My body spins around quickly at the mention of my name. The boy with the bright blues eyes also turned to look at me. 

"When Thomas and I snucked out at night we heard Johnson and that woman talk about you, like there's something you know." He turns to look at the boy named Thomas. 

"What did they say?", I ask him curiously. 

"They said that they're coming for you", Thomas speaks up. "Look, none of us here know who you are, but WCKD is scared of you."

"Don't tell stories hermano, we don't need to hear what WCKD wants". As Jorge speaks I look for help at Brenda, hoping that she's got an explanation to all this. "Bring them away"

This time I don't stop them. I stood there thinking about what they were saying. 

WCKD for some reason is scared of me, but they've got no reason to. They could have easily killed me while I was still there and back then I wasn't a threat to them. 

I briefly wait before they were taken away before I turn to look at Jorge. "What are you not telling me? Why would WCKD want me?"

"They want all of us Jennifer, don't think you're any better than any of us"

"But Thomas said they were scared of me, why? They've no reason to."

"I don't know", he says like he's completely innocent, but I know he's not telling me something. "Maybe you know something." He's crossing his arms in front of his chest, building up in front of me. 

"What? Like I'm the one who's got secrets here, Jorge?", I chuckle at his statement. "I can't remember half my time at WCKD, they could've told me anything and I can't even remember". 

"Just because you say so doesn't mean you don't lie. You always say that you don't remember anything, but can you prove that?", he challenges me.

"Are you assuming that I'm a spy or something like that?" He doesn't answer my question, but keeps staring at me. "Don't tell me that I'm lying, you're probably the one who knows everything but won't tell me, right?"

"I've not time for that", he ignores me and walks past me. 

"Don't expect from me that I'll stay in this hole forever! If WCKD wants me, then I want to find out why!", I shout after him, but he kept walking and disapears in the distance.

-

I sat there waiting for Jorge to return. I'm sure he's talking to them and scaring the hell out of them. 
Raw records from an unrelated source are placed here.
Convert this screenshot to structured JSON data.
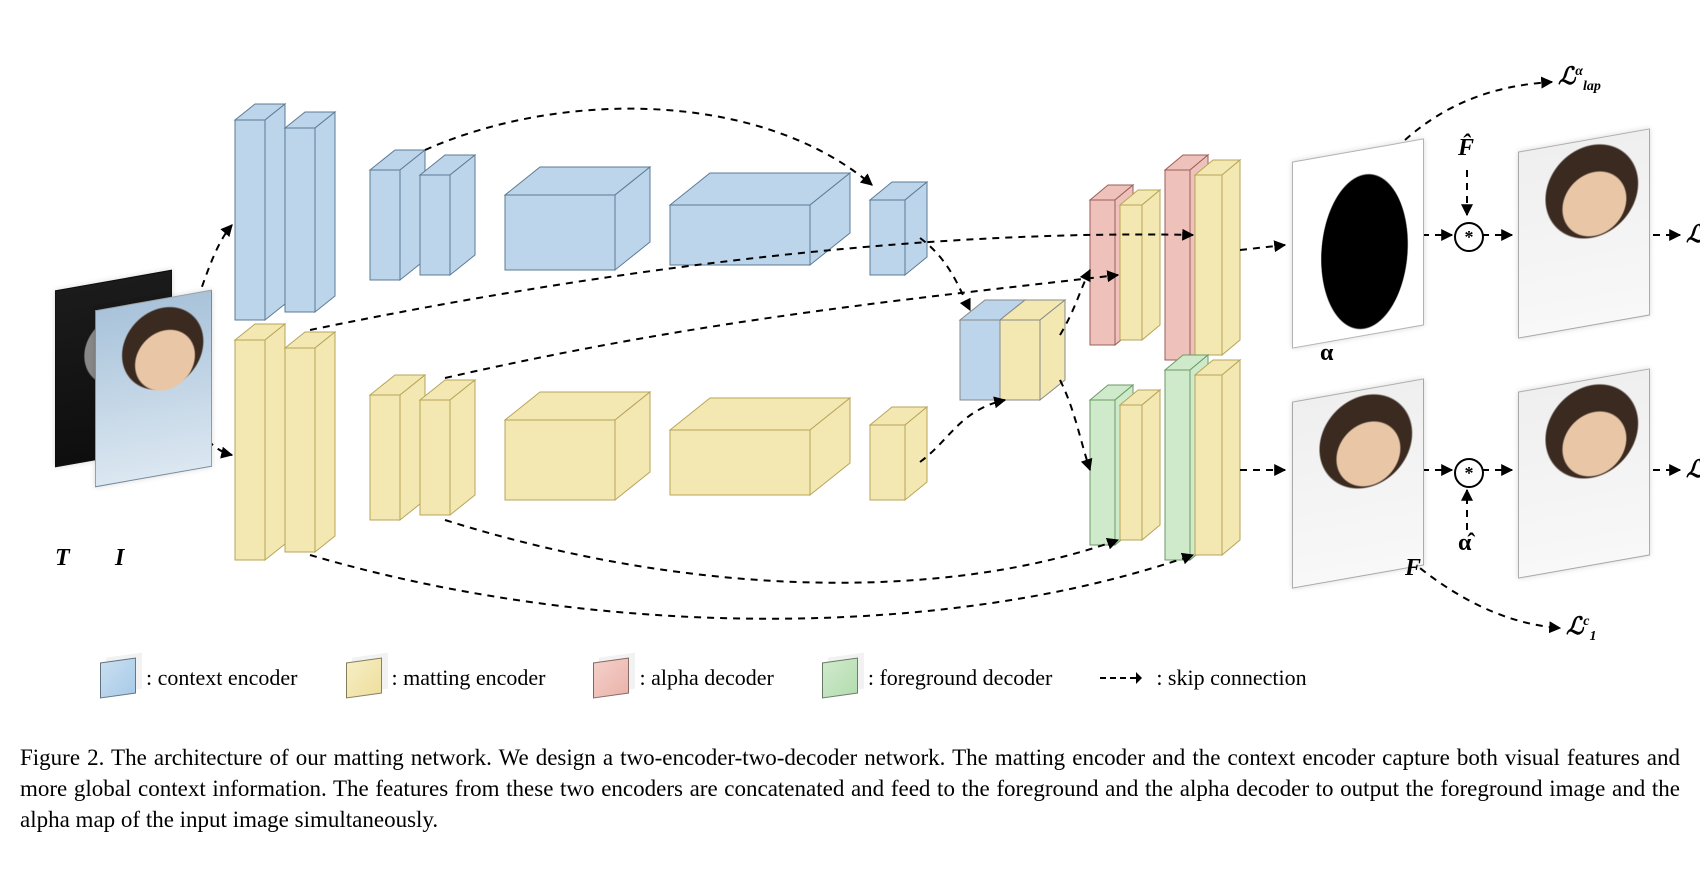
{
  "diagram": {
    "input_labels": {
      "trimap": "T",
      "image": "I"
    },
    "output_labels": {
      "alpha": "α",
      "foreground": "F",
      "F_hat": "F̂",
      "alpha_hat": "α̂"
    },
    "losses": {
      "lap_alpha": "ℒ lap α",
      "F_alpha": "ℒ F α",
      "F_c": "ℒ F c",
      "one_c": "ℒ 1 c"
    },
    "legend": {
      "context_encoder": ": context encoder",
      "matting_encoder": ": matting encoder",
      "alpha_decoder": ": alpha decoder",
      "foreground_decoder": ": foreground decoder",
      "skip_connection": ": skip connection"
    },
    "operators": {
      "multiply": "*"
    }
  },
  "caption": {
    "label": "Figure 2.",
    "text": "The architecture of our matting network. We design a two-encoder-two-decoder network. The matting encoder and the context encoder capture both visual features and more global context information. The features from these two encoders are concatenated and feed to the foreground and the alpha decoder to output the foreground image and the alpha map of the input image simultaneously."
  }
}
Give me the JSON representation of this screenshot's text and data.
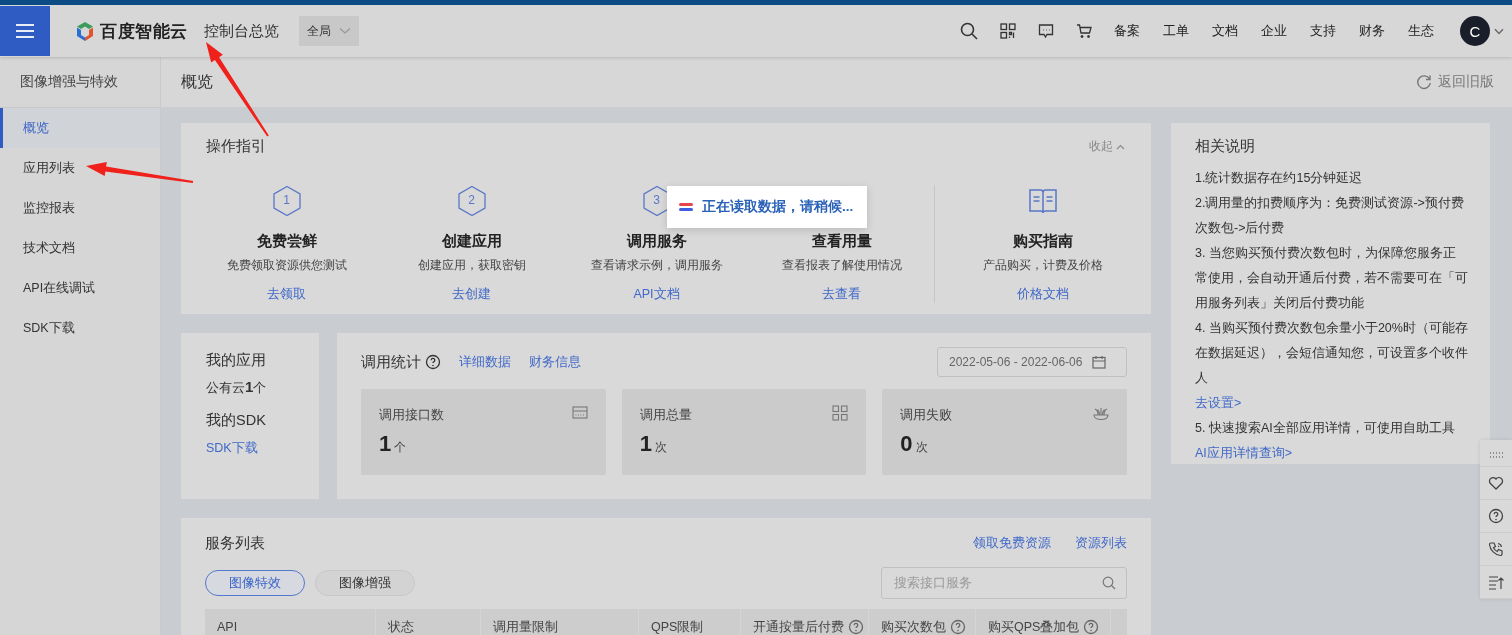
{
  "header": {
    "logo_text": "百度智能云",
    "title": "控制台总览",
    "region": "全局",
    "nav": [
      "备案",
      "工单",
      "文档",
      "企业",
      "支持",
      "财务",
      "生态"
    ],
    "avatar": "C"
  },
  "sidebar": {
    "title": "图像增强与特效",
    "items": [
      {
        "label": "概览",
        "selected": true
      },
      {
        "label": "应用列表",
        "selected": false
      },
      {
        "label": "监控报表",
        "selected": false
      },
      {
        "label": "技术文档",
        "selected": false
      },
      {
        "label": "API在线调试",
        "selected": false
      },
      {
        "label": "SDK下载",
        "selected": false
      }
    ]
  },
  "page": {
    "title": "概览",
    "back_link": "返回旧版"
  },
  "guide": {
    "title": "操作指引",
    "collapse": "收起",
    "steps": [
      {
        "kind": "step",
        "number": "1",
        "title": "免费尝鲜",
        "description": "免费领取资源供您测试",
        "link": "去领取"
      },
      {
        "kind": "step",
        "number": "2",
        "title": "创建应用",
        "description": "创建应用，获取密钥",
        "link": "去创建"
      },
      {
        "kind": "step",
        "number": "3",
        "title": "调用服务",
        "description": "查看请求示例，调用服务",
        "link": "API文档"
      },
      {
        "kind": "step",
        "title": "查看用量",
        "description": "查看报表了解使用情况",
        "link": "去查看"
      },
      {
        "kind": "purchase",
        "title": "购买指南",
        "description": "产品购买，计费及价格",
        "link": "价格文档"
      }
    ]
  },
  "my_apps": {
    "title": "我的应用",
    "count": "公有云**1**个",
    "sdk_title": "我的SDK",
    "sdk_link": "SDK下载"
  },
  "stats": {
    "title": "调用统计",
    "links": [
      "详细数据",
      "财务信息"
    ],
    "date_range": "2022-05-06 - 2022-06-06",
    "tiles": [
      {
        "label": "调用接口数",
        "value": "1",
        "unit": "个"
      },
      {
        "label": "调用总量",
        "value": "1",
        "unit": "次"
      },
      {
        "label": "调用失败",
        "value": "0",
        "unit": "次"
      }
    ]
  },
  "notes": {
    "title": "相关说明",
    "items": [
      {
        "text": "1.统计数据存在约15分钟延迟"
      },
      {
        "text": "2.调用量的扣费顺序为：免费测试资源->预付费次数包->后付费"
      },
      {
        "text": "3. 当您购买预付费次数包时，为保障您服务正常使用，会自动开通后付费，若不需要可在「可用服务列表」关闭后付费功能"
      },
      {
        "text": "4. 当购买预付费次数包余量小于20%时（可能存在数据延迟），会短信通知您，可设置多个收件人"
      },
      {
        "link": "去设置>"
      },
      {
        "text": "5. 快速搜索AI全部应用详情，可使用自助工具",
        "link": "AI应用详情查询>"
      }
    ]
  },
  "services": {
    "title": "服务列表",
    "links": [
      "领取免费资源",
      "资源列表"
    ],
    "tabs": [
      {
        "label": "图像特效",
        "selected": true
      },
      {
        "label": "图像增强",
        "selected": false
      }
    ],
    "search": {
      "placeholder": "搜索接口服务"
    },
    "columns": [
      {
        "label": "API",
        "help": false
      },
      {
        "label": "状态",
        "help": false
      },
      {
        "label": "调用量限制",
        "help": false
      },
      {
        "label": "QPS限制",
        "help": false
      },
      {
        "label": "开通按量后付费",
        "help": true
      },
      {
        "label": "购买次数包",
        "help": true
      },
      {
        "label": "购买QPS叠加包",
        "help": true
      }
    ]
  },
  "loading": {
    "message": "正在读取数据，请稍候..."
  }
}
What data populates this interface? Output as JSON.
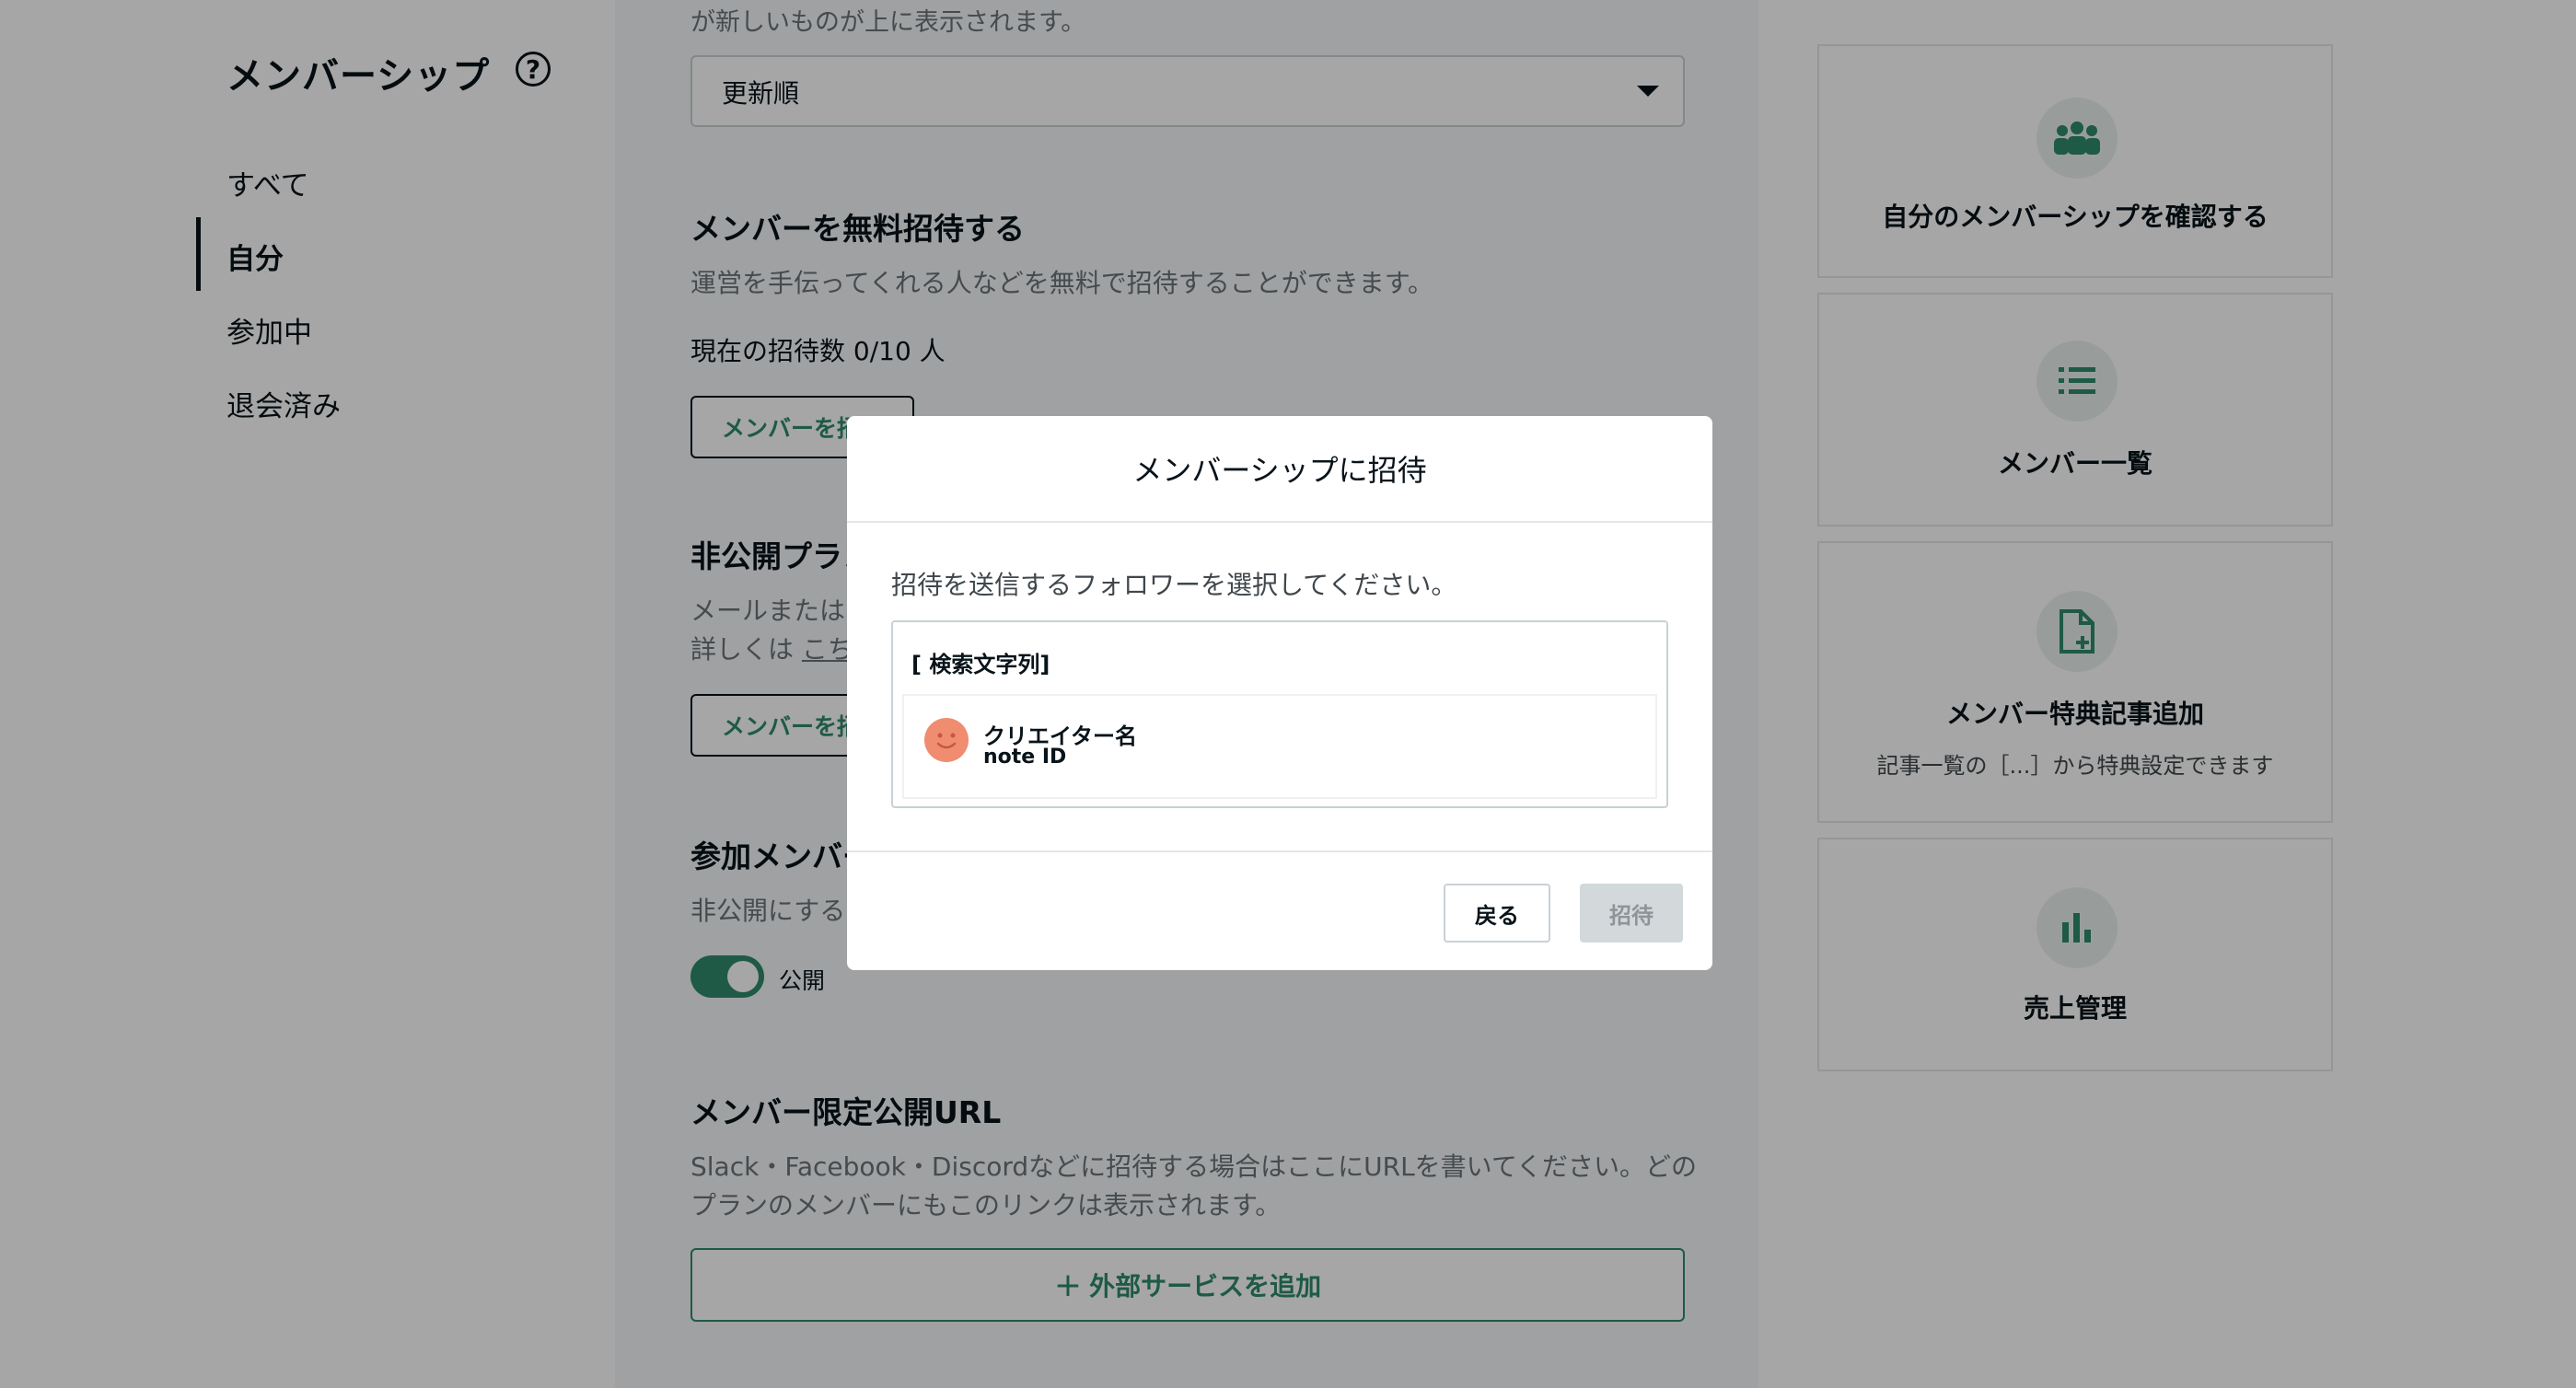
{
  "sidebar": {
    "title": "メンバーシップ",
    "help_icon": "?",
    "items": [
      {
        "label": "すべて",
        "active": false
      },
      {
        "label": "自分",
        "active": true
      },
      {
        "label": "参加中",
        "active": false
      },
      {
        "label": "退会済み",
        "active": false
      }
    ]
  },
  "main": {
    "sort_hint": "が新しいものが上に表示されます。",
    "sort_select": {
      "value": "更新順"
    },
    "free_invite": {
      "title": "メンバーを無料招待する",
      "description": "運営を手伝ってくれる人などを無料で招待することができます。",
      "count_text": "現在の招待数 0/10 人",
      "button_label": "メンバーを招待"
    },
    "private_plan": {
      "title": "非公開プラン",
      "description_line1": "メールまたは",
      "description_line2_prefix": "詳しくは",
      "description_link": "こちら",
      "button_label": "メンバーを招待"
    },
    "member_visibility": {
      "title": "参加メンバー",
      "description": "非公開にする",
      "toggle_label": "公開",
      "toggle_on": true
    },
    "member_url": {
      "title": "メンバー限定公開URL",
      "description_line1": "Slack・Facebook・Discordなどに招待する場合はここにURLを書いてください。どの",
      "description_line2": "プランのメンバーにもこのリンクは表示されます。",
      "add_button_label": "外部サービスを追加"
    }
  },
  "right_cards": [
    {
      "icon": "group-icon",
      "label": "自分のメンバーシップを確認する"
    },
    {
      "icon": "list-icon",
      "label": "メンバー一覧"
    },
    {
      "icon": "file-add-icon",
      "label": "メンバー特典記事追加",
      "sub": "記事一覧の［...］から特典設定できます"
    },
    {
      "icon": "bar-chart-icon",
      "label": "売上管理"
    }
  ],
  "modal": {
    "title": "メンバーシップに招待",
    "description": "招待を送信するフォロワーを選択してください。",
    "search_text": "[ 検索文字列]",
    "result": {
      "name": "クリエイター名",
      "id": "note ID"
    },
    "back_label": "戻る",
    "invite_label": "招待"
  },
  "colors": {
    "accent": "#2e8a6a",
    "text": "#08131a",
    "muted": "#6b7378",
    "avatar": "#f08c70"
  }
}
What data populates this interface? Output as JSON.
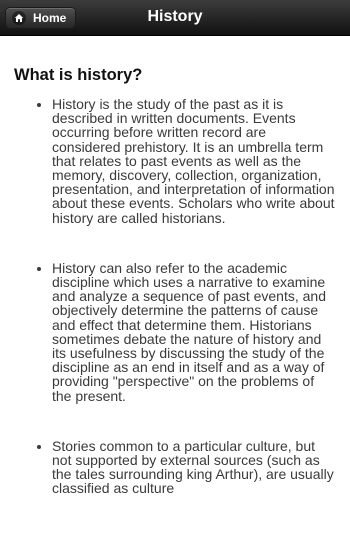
{
  "header": {
    "home_label": "Home",
    "title": "History"
  },
  "content": {
    "heading": "What is history?",
    "paragraphs": [
      "History is the study of the past as it is described in written documents. Events occurring before written record are considered prehistory. It is an umbrella term that relates to past events as well as the memory, discovery, collection, organization, presentation, and interpretation of information about these events. Scholars who write about history are called historians.",
      "History can also refer to the academic discipline which uses a narrative to examine and analyze a sequence of past events, and objectively determine the patterns of cause and effect that determine them. Historians sometimes debate the nature of history and its usefulness by discussing the study of the discipline as an end in itself and as a way of providing \"perspective\" on the problems of the present.",
      "Stories common to a particular culture, but not supported by external sources (such as the tales surrounding king Arthur), are usually classified as culture"
    ]
  }
}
For the time Jorge's been away, I sat on the couch and thought about what they said. It doesn't matter how hard I'd try, I don't remember much. 

I remember that they took kids from somewhere, running tests on them and then sending them away to some place, but that's pretty much everything. They ran several tests on me, telling me that I need them for my health and at first I believed them. 

But after some time everything seemed so strange to me. I couldn't remember my life from before and I was trusting people I didn't know. 

I never knew why Johnson didn't allow me to talk to the other kids there, but for some reason he didn't wanted me to get close with anybody. He visited me nearly every day, asking me what I've been up to and how I'm doing. He treated me like he cared more for me than for those hundret of other teenagers. 

He somehow trusted me, but not enough to let me keep my memory. 

Maybe I was more important in my past life ore maybe we even knew each other. Maybe I knew something that he needed and that's why he wouldn't  let anybody harm me.